E intanto noto che il suo viso è contratto, la mascella serrata, e lo sguardo che vaga per la stanza.

L’argomento cade. Anche mia sorella non chiede altro, la cena prosegue, i bambini giocano un po’ poi vanno a letto, finché ci salutiamo e loro se ne vanno.

Lui, mio marito, si chiama Edoardo, si siede sul divano, zitto, un po’ pensieroso mentre io torno a chiedergli di quel Massimo e lui risponde in modo vago, dicendomi che l’aveva incontrato al parco tempo prima, una sera in cui era andato a correre, e poi l’aveva rivisto quel pomeriggio, per caso.

Non gli credo, quel qualcosa è lì, non detto. E questa volta non lo ignoro e continuo invece a chiedere. Più chiedo spiegazioni e più si apre la voragine fra me e lui. Sta mentendo, lo so, quindi alla fine credo di capire ma rimango zitta. Rimaniamo zitti e andiamo a dormire.

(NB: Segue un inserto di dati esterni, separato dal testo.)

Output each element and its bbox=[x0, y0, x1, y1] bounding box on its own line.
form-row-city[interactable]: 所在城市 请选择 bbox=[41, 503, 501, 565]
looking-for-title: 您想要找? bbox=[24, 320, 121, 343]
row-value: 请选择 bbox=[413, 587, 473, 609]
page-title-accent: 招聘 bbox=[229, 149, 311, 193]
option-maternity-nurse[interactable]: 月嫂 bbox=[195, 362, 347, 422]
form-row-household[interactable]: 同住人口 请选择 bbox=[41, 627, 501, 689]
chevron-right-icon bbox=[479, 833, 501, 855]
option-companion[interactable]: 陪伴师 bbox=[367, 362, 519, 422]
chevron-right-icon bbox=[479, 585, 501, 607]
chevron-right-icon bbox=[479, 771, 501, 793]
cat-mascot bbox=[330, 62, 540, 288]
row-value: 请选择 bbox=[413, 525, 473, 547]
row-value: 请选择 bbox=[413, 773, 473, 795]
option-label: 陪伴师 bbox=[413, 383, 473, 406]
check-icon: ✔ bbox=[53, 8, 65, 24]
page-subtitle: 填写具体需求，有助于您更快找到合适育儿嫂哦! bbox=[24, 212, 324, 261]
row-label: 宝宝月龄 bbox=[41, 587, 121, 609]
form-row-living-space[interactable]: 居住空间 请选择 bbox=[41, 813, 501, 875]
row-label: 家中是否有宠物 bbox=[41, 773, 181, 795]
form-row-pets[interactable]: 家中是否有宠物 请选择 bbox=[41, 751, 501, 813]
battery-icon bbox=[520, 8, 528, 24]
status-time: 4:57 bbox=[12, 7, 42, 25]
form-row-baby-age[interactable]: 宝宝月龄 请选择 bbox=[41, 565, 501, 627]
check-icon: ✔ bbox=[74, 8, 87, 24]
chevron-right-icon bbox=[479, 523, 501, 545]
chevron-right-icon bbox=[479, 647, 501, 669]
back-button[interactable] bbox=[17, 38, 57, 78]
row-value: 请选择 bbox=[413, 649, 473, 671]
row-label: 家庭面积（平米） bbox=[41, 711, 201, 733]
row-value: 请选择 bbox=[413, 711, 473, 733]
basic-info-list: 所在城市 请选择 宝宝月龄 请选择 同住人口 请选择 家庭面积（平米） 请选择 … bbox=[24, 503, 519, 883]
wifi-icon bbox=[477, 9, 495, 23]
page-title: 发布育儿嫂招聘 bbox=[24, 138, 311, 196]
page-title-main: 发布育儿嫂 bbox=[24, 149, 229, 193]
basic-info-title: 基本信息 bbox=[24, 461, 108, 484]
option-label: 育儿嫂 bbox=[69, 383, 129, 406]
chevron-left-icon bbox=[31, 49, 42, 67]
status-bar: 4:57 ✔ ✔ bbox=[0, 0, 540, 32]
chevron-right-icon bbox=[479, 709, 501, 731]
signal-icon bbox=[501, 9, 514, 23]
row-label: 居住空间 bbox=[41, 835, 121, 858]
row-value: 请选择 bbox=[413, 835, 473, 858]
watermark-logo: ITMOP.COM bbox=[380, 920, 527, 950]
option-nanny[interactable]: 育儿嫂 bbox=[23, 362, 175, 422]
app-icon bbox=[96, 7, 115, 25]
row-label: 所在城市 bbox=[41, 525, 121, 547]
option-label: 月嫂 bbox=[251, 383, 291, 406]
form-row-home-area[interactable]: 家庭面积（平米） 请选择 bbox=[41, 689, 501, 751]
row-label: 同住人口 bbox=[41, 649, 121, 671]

Questo è successo più di un anno fa e poi nel giro di poco si è tutto sgretolato, era come se niente riuscisse a stare al suo posto, eravamo evidentemente soprattutto noi che ci sentivamo fuori posto così mio marito è uscito di casa, vive in appoggio temporaneo da un amico, non Massimo, è un amico comune, anche lui separato. E sta cercando una soluzione. Quando vede i bambini stanno a casa dei nonni, i genitori di lui che per fortuna sono due persone molto buone, generose, che non fanno troppe domande. Perché ad oggi non ci sono risposte.

Edoardo nega di avere una relazione con Massimo, ma secondo me continua a mentire.

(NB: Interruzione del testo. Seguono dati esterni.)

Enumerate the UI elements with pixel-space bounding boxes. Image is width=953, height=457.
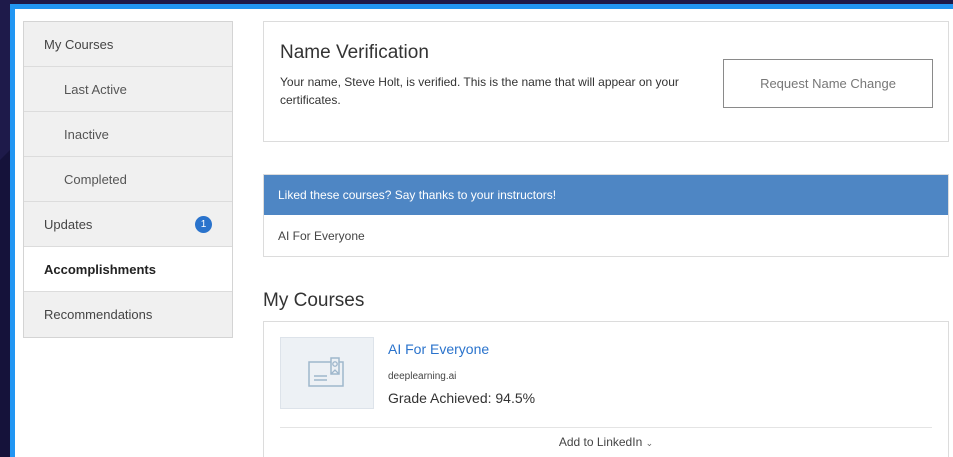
sidebar-item-accomplishments[interactable]: Accomplishments bbox=[24, 247, 232, 292]
course-grade: Grade Achieved: 94.5% bbox=[388, 390, 536, 406]
name-verification-card: Name Verification Your name, Steve Holt,… bbox=[263, 21, 949, 142]
course-divider bbox=[280, 427, 932, 428]
add-to-linkedin-button[interactable]: Add to LinkedIn ⌄ bbox=[264, 435, 948, 449]
sidebar-item-last-active[interactable]: Last Active bbox=[24, 67, 232, 112]
add-to-linkedin-label: Add to LinkedIn bbox=[558, 435, 643, 449]
sidebar-item-label: Recommendations bbox=[44, 307, 153, 322]
sidebar-item-my-courses[interactable]: My Courses bbox=[24, 22, 232, 67]
course-title-link[interactable]: AI For Everyone bbox=[388, 341, 489, 357]
sidebar-item-updates[interactable]: Updates 1 bbox=[24, 202, 232, 247]
sidebar-item-label: My Courses bbox=[44, 36, 114, 52]
sidebar-item-completed[interactable]: Completed bbox=[24, 157, 232, 202]
course-partner: deeplearning.ai bbox=[388, 371, 457, 382]
name-verification-title: Name Verification bbox=[280, 42, 429, 63]
sidebar-item-inactive[interactable]: Inactive bbox=[24, 112, 232, 157]
sidebar-item-recommendations[interactable]: Recommendations bbox=[24, 292, 232, 337]
thanks-course-item[interactable]: AI For Everyone bbox=[264, 215, 948, 257]
course-card: AI For Everyone deeplearning.ai Grade Ac… bbox=[263, 321, 949, 457]
sidebar-item-label: Completed bbox=[64, 171, 127, 187]
name-verification-description: Your name, Steve Holt, is verified. This… bbox=[280, 75, 679, 107]
chevron-down-icon: ⌄ bbox=[645, 438, 654, 448]
page-frame: My Courses Last Active Inactive Complete… bbox=[10, 4, 953, 457]
course-thumbnail[interactable] bbox=[280, 337, 374, 409]
thanks-instructors-card: Liked these courses? Say thanks to your … bbox=[263, 174, 949, 257]
certificate-icon bbox=[308, 357, 344, 387]
request-name-change-button[interactable]: Request Name Change bbox=[723, 59, 933, 108]
sidebar-item-label: Last Active bbox=[64, 81, 127, 97]
sidebar-item-label: Accomplishments bbox=[44, 261, 156, 277]
sidebar-nav: My Courses Last Active Inactive Complete… bbox=[23, 21, 233, 338]
updates-count-badge: 1 bbox=[195, 216, 212, 233]
my-courses-heading: My Courses bbox=[263, 290, 365, 311]
sidebar-item-label: Inactive bbox=[64, 126, 109, 142]
thanks-header: Liked these courses? Say thanks to your … bbox=[264, 175, 948, 215]
sidebar-item-label: Updates bbox=[44, 216, 93, 232]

Ai bambini io ho detto che siamo in un momento di pausa, che abbiamo bisogno di stare un po’ distanti, ma ormai credo che anche loro stiano iniziando a pensare che il momento non è più un momento e che la situazione non cambierà.

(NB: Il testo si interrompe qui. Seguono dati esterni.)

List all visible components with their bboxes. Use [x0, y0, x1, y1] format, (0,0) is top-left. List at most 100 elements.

Io non lo vedo contento, anzi lo vedo teso, imbarazzato. Spero lo sia solo con me, spero che fuori dalla nostra casa si senta meglio, sia più sereno.

Io non sto bene, faccio un po’ i sorrisi di circostanza, anche se per me non è stata una vera sorpresa, quel qualcosa girava nell’aria. Certo però non immaginavo questo scenario, proprio non ci pensavo a questa ipotesi, ma mi fa stare male che lui abbia messo su quella maschera da sfinge, temo che continuerà a negare, con me e con i bambini.

Ma i bambini, io penso, capiscono tutto al volo, e chissà che pensieri hanno. Non mi dicono niente, sembra sempre tutto a posto, tutto normale, mentre io invece mi preoccupo. Preferirei che scoppiasse un caso, preferirei un piccolo scandalo piuttosto che fingere. Per fortuna la nostra situazione economica e lavorativa è stabile. Quando ci sarà il suo affitto in più da pagare vedremo, credo che non avremo problemi a metterci d’accordo. Per ora tutto è rimasto come prima, anche rispetto al conto condiviso.

Spero che tutto si sblocchi presto. Spero di poter tornare a vedere e a parlare di cose vere, spero che sappia essere sincero.